On a beaucoup critiqué, ces derniers temps, les débats organisés quotidiennement sur les chaînes d’information continue. Et il est vrai que, bien souvent, la tranquille arrogance de nos toutologues patentés a quelque chose d’agaçant qui nous pousse irrépressiblement à changer de chaîne. Tout particulièrement lorsqu’ils dissertent doctement sur un sujet que nous connaissons quelque peu – comme la situation de la Corse –, et qui nous permet de mesurer instantanément l’étendue de leur ignorance.
Pourtant, il peut nous arriver d’être agréablement surpris. Ainsi, il y a quelques jours sur CNews, Alain Bauer (professeur au CNAM et spécialiste des questions de sécurité) était invité à parler de la Corse et à commenter cette assertion répétée ad nauseam depuis des semaines : la jeunesse corse est manipulée. Contre toute attente, il devait affirmer clairement, fort de son expertise et des renseignements à sa disposition, qu’en fait les jeunes corses n’obéissaient qu’à eux-mêmes lorsqu’ils se soulevaient dans les rues de Bastia ou d’Ajaccio. Non, ils n’étaient manipulés ni contrôlés par personne… Ah bon ? On imagine la perplexité générale provoquée par ces mots venant contredire ce qui était jusqu’alors universellement considéré comme une évidence.
“ Quoi que l’on puisse en penser et quelles que soient les craintes que suscite la situation présente, force est de constater que ce sont bien les jeunes qui l’ont créée et qui ont contraint l’Etat français à cesser d’ignorer la Corse et le suffrage universel. “
Ce qu’il y a de plus consternant, c’est que les chroniqueurs parisiens du dimanche ne sont pas les seuls à adhérer à ce genre de discours ineptes. En Corse même, d’aucuns croient voir dans l’action de la jeunesse la main invisible de mystérieux manipulateurs. Comme quoi, le complotisme est parfois du côté de la plus pure expression du politiquement correct.
Pour penser cela, il faut ne pas avoir soi-même été jeune (« esse natu vechju »), ou bien avoir vécu une jeunesse de légume manipulable, que le père conduisait à l’isoloir pour donner sa voix, en toute docilité, à un chef de parti désigné au titre de l’autorité parentale. Personnellement, j’en connais quelques-uns de ma génération qui furent dans ce cas. Certains sont même aujourd’hui devenus autonomistes : le clan et le clientélisme mènent à tout, à condition bien sûr d’en sortir, quitte à y retourner sous une autre forme…
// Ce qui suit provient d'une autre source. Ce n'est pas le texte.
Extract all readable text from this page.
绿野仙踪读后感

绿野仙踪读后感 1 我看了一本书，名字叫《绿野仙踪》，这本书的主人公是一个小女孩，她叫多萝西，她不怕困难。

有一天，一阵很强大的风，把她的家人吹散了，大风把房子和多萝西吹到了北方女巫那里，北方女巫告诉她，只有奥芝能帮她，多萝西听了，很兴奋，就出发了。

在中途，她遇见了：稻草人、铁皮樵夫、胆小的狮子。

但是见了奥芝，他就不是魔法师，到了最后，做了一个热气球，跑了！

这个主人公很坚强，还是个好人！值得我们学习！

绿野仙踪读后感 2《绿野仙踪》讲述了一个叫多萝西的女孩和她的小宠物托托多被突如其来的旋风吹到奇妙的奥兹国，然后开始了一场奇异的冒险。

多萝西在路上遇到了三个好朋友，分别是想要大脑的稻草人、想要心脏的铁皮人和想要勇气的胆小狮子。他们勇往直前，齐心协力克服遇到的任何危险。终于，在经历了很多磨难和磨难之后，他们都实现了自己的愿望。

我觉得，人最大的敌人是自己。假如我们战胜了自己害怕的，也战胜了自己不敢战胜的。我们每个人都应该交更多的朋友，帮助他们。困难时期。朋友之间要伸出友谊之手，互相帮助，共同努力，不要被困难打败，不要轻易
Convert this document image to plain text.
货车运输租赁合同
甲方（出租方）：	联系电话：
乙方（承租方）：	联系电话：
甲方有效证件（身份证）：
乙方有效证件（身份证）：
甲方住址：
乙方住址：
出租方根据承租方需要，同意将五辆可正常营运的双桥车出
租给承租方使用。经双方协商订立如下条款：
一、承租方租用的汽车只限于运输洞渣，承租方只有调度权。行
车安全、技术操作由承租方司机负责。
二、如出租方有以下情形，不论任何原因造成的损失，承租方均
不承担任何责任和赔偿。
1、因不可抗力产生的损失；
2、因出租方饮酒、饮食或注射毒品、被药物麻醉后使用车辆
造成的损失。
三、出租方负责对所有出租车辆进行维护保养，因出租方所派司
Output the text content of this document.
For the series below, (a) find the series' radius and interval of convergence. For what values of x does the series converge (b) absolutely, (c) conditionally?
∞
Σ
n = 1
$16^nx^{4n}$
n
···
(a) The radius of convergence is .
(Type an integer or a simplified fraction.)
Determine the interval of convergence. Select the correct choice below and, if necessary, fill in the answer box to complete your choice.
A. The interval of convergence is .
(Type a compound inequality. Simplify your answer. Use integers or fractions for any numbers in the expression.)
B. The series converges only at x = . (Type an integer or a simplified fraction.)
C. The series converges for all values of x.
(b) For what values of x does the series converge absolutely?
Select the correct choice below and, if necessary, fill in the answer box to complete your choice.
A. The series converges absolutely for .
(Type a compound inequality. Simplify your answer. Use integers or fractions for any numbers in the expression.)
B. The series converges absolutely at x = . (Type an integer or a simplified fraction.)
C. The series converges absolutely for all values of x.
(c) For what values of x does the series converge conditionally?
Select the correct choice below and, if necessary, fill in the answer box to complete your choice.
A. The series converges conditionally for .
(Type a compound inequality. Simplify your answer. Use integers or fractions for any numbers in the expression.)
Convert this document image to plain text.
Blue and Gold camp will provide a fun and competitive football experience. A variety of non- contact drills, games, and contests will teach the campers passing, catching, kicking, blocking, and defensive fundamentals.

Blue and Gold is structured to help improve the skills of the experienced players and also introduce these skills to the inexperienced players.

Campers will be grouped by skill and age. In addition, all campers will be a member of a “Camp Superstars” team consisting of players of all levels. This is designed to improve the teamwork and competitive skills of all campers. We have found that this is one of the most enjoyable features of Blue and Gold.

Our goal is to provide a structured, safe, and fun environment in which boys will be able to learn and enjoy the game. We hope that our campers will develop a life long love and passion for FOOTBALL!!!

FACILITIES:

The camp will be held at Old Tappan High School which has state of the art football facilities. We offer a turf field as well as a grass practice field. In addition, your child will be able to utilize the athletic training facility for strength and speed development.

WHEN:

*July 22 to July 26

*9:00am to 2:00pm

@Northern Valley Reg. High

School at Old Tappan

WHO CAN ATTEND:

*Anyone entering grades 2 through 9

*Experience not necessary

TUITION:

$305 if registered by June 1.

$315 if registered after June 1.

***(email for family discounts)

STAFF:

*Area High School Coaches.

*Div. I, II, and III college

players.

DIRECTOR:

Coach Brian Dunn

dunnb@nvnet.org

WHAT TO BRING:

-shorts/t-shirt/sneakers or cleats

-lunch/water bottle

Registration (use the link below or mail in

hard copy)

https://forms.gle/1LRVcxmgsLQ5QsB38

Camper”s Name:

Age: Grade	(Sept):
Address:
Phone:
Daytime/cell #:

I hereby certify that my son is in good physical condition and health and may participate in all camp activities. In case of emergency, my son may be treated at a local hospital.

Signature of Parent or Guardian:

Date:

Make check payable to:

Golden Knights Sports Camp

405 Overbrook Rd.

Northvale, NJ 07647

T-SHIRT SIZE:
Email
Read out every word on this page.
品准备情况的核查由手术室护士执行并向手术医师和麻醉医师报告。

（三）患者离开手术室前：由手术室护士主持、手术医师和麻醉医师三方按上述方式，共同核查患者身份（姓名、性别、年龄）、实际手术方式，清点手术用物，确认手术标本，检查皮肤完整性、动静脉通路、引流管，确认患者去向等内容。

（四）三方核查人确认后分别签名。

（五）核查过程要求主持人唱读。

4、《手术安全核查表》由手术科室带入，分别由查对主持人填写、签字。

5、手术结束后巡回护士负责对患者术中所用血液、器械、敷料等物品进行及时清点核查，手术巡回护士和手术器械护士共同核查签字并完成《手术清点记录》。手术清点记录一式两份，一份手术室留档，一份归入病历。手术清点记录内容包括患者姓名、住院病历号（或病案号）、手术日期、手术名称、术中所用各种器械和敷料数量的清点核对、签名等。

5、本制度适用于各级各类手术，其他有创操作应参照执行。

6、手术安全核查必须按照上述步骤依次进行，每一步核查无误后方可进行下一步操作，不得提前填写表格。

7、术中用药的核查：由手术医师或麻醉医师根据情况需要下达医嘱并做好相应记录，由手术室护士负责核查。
Toujours est-il qu’au moment où la situation corse semblait tout à fait bloquée, le sursaut est venu de notre jeunesse, et celle-ci en a choisi la voie en toute souveraineté. D’ailleurs, aucun courant, qu’il soit autonomiste ou indépendantiste, ne préconisait les batailles de rues, les premiers ayant opté pour une attitude de conciliation – pour ne pas dire davantage –, les seconds en appelant à la désobéissance civile et à la mobilisation populaire. Quoi que l’on puisse en penser et quelles que soient les craintes que suscite la situation présente, force est de constater que ce sont bien les jeunes qui l’ont créée et qui ont contraint l’Etat français à cesser d’ignorer la Corse et le suffrage universel.
À présent, il appartient aux élus, aux mouvements politiques et aux syndicats de prendre leurs responsabilités, non pas à la place des jeunes corses mais auprès d’eux, pour imposer enfin à Paris la mise en œuvre d’une solution politique.
Tenter de faire croire que le salut pourrait venir de la bienveillance hexagonale ou des appels répétés et larmoyants au dialogue relèverait, pour le coup, d’une tentative de… manipulation.